Question

How do you find the sum of the first four terms of the G.P.

Answer 1

We want to calculate the sum of the first four terms of the following G.P.

`\sum ^(\square)_13^(n-1)`

There are two ways of solving this question. The first one would be to brute force calculate the first four terms and sum them(since it is a simple general term, it is totally possible to do it), or use the formula for the sum of the first n terms.

We can do both to be certain of our result.
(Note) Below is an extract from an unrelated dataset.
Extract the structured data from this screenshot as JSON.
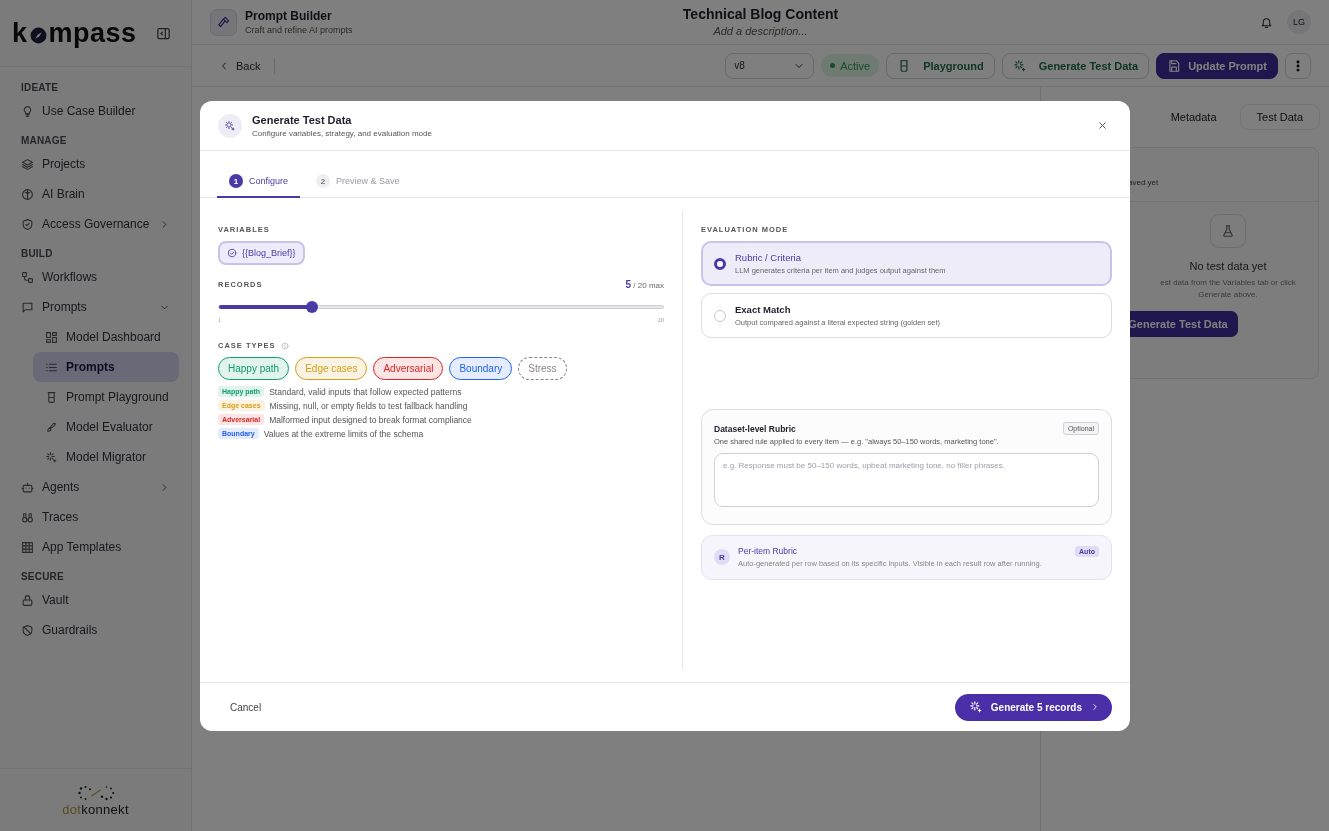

Doing by brute force, we have the first 4 terms as:

`\begin{gathered} a_1=3^(1-1)=3^0=1 \\ a_2=3^(2-1)=3^1=3 \\ a_3=3^(3-1)=3^2=9 \\ a_4=3^(4-1)=3^3=27 \\ a_1+a_2+a_3+a_4=1+3+9+27=40 \end{gathered}`

The general formula to sum the first n terms is

`S_n=(a_1(r^n-1))/(r-1)`

Where n represents the amount of terms we want to sum, a_1 is the first term, and r is the base of our geometric progression.

For our problem, we have an n = 4, a_1 = 1 and r = 3. Plugging those values in our formula, we have

`S_4=(1*(3^4-1))/(3-1)=(80)/(2)=40_{}`

The sum of the first four terms of this progression is equal to 40.